Sen. Gerald Neal was one of five Democrats to vote against the marriage ban, and he’s surprised at the progress LGBT rights have made.
“It’s interesting what’s happening, because, if you go back five or six years, it looked like there was a totally different ballgame unfolding here,” Neal says.
The difference is stark enough that Sen. Morgan McGarvey, who has filed a statewide fairness bill in his chamber, says that even if Seum and other GOP members were to mount a renewed effort to pass a second constitutional amendment, the support wouldn’t be as strong.
“Right now this is playing out in the proper channel, and that’s the courts,” say McGarvey, whose district is in Louisville. “I’m not going to support any law in the State senate that fails to treat people equally.”
But efforts to pass a new ban may be for naught. It’s unclear how Gov. Steve Beshear and Attorney General Jack Conway, both Democrats, will react to the ban.
They defended it in court, but haven’t yet said whether they will appeal.
And while Heyburn’s ruling was in reference to out-of-state marriages, it says the entire ban is unconstitutional, and proponents of marriage equality hope it’s interpreted that way.
“It’s my understanding that it strikes down the whole amendment to the state constitution, as completely unconstitutional, not just a portion,” Michael Aldridge, executive director of the ACLU of Kentucky. “What we saw this summer at the U.S. Supreme Court with the DOMA decision was a section of DOMA that was ruled unconstitutional, but I believe that this decision today speaks to the entire amendment to the Kentucky constitution.”
Aldridge hopes the state won’t appeal, and he cites states like Virginia and Illinois that have let similar decisions stand. But if there is an appeal, Aldridge says the ACLU will throw all of its resources into the case in support of Heyburn’s decision.
No matter what happens next, it’s clear this decision has energized both sides of the debate. But Fairness Campaign Director Chris Hartman says momentum is on his side. He says marriage equality is inevitable, and nondiscrimination laws are, too.
“LGBT rights and fairness rights will continue to move forward in the commonwealth as they have been,” Hartman says.
“We’ll see more cities pass more anti-discrimination fairness laws.

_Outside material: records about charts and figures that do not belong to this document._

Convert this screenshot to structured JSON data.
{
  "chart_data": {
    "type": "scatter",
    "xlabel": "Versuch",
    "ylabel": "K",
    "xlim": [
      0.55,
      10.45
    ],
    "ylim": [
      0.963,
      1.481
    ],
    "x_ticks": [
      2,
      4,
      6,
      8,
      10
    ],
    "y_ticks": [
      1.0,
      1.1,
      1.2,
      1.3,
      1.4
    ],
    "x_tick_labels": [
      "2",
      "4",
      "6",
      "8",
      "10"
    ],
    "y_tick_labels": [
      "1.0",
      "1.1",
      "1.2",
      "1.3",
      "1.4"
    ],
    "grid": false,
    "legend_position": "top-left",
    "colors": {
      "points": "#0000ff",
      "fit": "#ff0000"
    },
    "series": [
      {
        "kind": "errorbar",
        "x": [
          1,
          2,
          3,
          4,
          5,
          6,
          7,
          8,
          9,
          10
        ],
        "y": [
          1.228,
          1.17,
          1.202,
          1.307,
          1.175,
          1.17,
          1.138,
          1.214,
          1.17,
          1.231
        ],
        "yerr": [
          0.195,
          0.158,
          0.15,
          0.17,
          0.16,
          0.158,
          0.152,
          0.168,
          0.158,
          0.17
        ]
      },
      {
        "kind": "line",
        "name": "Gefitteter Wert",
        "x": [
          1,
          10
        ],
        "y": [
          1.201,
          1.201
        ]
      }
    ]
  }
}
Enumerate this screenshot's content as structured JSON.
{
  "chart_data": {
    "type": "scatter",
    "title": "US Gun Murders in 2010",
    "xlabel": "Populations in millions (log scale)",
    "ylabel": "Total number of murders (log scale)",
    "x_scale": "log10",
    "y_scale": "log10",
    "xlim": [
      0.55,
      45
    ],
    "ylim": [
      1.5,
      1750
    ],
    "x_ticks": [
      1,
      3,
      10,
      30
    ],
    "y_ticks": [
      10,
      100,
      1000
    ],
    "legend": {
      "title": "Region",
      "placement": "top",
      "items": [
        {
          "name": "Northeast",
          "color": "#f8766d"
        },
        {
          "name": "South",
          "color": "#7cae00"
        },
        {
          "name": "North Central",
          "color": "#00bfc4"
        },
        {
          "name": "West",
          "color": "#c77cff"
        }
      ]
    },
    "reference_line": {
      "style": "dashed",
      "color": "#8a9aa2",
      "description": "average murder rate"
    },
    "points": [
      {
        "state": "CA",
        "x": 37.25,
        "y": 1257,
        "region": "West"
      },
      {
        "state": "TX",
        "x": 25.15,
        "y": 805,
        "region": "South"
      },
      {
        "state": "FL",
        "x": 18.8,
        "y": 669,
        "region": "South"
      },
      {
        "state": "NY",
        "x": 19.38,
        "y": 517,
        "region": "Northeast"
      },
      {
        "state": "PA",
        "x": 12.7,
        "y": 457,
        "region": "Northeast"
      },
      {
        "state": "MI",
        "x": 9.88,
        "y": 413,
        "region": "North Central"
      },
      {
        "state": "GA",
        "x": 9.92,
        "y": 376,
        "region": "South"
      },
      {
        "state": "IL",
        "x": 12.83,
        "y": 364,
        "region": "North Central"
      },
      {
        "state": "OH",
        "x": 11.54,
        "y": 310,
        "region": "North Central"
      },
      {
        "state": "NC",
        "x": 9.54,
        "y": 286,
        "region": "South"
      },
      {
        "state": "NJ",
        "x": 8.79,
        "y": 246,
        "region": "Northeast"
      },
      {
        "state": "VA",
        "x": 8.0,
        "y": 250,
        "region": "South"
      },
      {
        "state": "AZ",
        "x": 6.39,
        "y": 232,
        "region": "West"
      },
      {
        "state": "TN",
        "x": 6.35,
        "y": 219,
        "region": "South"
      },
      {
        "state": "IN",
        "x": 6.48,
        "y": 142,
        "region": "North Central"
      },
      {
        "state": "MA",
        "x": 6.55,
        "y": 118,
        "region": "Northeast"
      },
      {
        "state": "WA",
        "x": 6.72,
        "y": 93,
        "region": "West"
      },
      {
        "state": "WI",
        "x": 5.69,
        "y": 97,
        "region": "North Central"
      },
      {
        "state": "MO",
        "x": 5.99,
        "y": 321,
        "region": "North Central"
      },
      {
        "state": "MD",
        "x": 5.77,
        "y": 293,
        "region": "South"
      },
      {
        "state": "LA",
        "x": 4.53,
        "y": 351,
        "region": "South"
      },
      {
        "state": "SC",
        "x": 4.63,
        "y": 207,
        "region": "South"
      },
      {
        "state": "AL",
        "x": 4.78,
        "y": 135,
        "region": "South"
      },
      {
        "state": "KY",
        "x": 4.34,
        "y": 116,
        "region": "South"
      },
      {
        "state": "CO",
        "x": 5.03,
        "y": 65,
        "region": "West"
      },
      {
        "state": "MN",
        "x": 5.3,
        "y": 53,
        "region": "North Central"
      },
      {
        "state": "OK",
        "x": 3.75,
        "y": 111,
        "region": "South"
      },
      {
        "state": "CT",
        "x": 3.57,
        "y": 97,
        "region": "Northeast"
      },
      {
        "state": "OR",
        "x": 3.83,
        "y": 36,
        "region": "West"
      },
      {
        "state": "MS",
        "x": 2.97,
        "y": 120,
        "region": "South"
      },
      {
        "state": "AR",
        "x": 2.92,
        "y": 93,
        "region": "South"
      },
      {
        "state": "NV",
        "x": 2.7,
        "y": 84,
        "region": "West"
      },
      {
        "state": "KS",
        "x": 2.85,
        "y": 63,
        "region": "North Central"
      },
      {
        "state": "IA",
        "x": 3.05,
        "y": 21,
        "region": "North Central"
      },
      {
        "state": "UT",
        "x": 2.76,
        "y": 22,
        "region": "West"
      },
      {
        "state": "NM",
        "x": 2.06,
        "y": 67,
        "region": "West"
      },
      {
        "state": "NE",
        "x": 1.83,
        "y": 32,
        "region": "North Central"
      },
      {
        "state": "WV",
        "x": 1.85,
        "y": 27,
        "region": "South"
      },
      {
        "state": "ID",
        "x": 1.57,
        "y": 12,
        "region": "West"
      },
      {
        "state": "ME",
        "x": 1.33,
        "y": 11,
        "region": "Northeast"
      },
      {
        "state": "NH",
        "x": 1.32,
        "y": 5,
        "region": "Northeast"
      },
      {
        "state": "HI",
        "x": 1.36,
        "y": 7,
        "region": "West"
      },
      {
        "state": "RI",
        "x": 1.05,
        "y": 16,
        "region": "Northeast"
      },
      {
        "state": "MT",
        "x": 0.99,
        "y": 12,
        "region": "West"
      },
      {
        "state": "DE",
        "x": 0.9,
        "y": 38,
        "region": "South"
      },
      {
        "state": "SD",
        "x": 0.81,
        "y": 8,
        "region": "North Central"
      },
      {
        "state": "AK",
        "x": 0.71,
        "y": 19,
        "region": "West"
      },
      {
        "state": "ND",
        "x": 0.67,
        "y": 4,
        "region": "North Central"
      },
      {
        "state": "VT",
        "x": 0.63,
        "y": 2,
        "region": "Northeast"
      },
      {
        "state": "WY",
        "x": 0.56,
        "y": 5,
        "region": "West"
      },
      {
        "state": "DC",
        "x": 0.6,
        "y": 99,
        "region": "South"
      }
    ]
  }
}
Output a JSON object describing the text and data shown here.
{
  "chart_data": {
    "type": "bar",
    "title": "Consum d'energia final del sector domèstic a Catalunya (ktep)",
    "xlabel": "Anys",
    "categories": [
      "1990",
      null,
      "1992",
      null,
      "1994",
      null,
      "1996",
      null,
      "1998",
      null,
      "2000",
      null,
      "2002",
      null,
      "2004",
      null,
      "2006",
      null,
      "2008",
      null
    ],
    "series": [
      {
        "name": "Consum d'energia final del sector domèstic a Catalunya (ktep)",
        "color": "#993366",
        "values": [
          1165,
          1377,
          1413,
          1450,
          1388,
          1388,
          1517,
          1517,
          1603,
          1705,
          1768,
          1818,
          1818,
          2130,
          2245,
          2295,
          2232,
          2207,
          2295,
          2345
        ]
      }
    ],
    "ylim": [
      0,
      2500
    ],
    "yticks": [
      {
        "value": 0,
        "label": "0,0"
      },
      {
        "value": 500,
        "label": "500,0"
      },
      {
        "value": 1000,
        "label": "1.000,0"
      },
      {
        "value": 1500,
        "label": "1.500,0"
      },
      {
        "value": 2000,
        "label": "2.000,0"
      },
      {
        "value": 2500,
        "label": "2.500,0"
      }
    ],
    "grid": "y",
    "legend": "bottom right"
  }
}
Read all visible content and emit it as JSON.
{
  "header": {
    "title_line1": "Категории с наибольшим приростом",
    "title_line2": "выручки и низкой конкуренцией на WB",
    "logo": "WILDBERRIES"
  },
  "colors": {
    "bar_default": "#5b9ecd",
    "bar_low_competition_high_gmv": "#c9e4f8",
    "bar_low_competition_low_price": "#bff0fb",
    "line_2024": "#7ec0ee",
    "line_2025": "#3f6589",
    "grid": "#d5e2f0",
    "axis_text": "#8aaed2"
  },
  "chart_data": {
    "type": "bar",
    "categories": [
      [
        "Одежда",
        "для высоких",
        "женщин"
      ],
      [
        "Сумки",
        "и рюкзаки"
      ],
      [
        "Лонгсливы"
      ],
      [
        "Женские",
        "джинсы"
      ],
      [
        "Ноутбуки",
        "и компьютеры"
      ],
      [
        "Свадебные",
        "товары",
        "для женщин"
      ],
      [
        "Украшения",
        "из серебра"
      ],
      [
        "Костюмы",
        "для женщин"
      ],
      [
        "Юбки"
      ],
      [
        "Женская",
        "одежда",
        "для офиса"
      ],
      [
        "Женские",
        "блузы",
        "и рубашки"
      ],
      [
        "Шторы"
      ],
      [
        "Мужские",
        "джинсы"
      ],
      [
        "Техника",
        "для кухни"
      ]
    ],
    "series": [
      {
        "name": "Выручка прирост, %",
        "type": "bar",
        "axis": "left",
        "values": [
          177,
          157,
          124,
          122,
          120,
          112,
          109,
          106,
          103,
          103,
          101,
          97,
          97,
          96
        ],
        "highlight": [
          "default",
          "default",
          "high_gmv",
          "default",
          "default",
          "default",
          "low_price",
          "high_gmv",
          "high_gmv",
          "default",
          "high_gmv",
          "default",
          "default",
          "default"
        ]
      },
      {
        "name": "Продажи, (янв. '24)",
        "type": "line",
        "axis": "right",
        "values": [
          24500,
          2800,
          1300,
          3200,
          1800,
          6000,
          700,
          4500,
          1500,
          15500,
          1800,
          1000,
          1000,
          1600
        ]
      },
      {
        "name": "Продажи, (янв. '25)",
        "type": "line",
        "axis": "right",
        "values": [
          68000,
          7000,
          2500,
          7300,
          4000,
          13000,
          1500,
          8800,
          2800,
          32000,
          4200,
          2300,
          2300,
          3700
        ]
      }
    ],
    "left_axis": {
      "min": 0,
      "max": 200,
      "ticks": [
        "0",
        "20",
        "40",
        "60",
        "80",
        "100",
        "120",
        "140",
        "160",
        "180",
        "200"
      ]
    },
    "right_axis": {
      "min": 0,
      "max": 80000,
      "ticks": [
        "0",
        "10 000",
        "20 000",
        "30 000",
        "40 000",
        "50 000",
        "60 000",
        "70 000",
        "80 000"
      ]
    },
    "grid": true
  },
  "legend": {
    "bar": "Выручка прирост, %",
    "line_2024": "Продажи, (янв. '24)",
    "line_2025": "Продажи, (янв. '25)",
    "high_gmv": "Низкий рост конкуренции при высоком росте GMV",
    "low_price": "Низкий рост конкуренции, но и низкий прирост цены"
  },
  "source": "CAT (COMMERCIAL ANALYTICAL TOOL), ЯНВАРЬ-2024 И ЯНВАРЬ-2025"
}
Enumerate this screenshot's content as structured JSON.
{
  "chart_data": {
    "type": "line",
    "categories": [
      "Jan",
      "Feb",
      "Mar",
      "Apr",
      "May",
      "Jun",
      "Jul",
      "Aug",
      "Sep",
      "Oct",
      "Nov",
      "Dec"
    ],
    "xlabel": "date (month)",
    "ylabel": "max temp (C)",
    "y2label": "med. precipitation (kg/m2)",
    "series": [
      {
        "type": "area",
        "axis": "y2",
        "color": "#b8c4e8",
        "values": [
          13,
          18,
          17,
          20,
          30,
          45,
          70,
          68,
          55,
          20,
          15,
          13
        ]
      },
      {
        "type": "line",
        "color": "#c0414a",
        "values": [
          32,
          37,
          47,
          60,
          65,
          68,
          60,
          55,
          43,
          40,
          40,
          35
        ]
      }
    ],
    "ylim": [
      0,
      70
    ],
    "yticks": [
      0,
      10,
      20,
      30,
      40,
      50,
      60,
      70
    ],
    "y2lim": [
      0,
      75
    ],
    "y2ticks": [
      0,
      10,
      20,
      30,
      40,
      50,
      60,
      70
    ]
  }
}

We’ll ultimately see the state of Kentucky pass the anti-discrimination fairness ordinance, which will give everyone a fair shake at earning a living, putting a roof over their heads and eating at their favorite restaurant without fear of being turned away just because of who they are.”
Although a finalized order is expected to come through the courts in the coming week, the outcome may not be realized in Kentucky for several more years.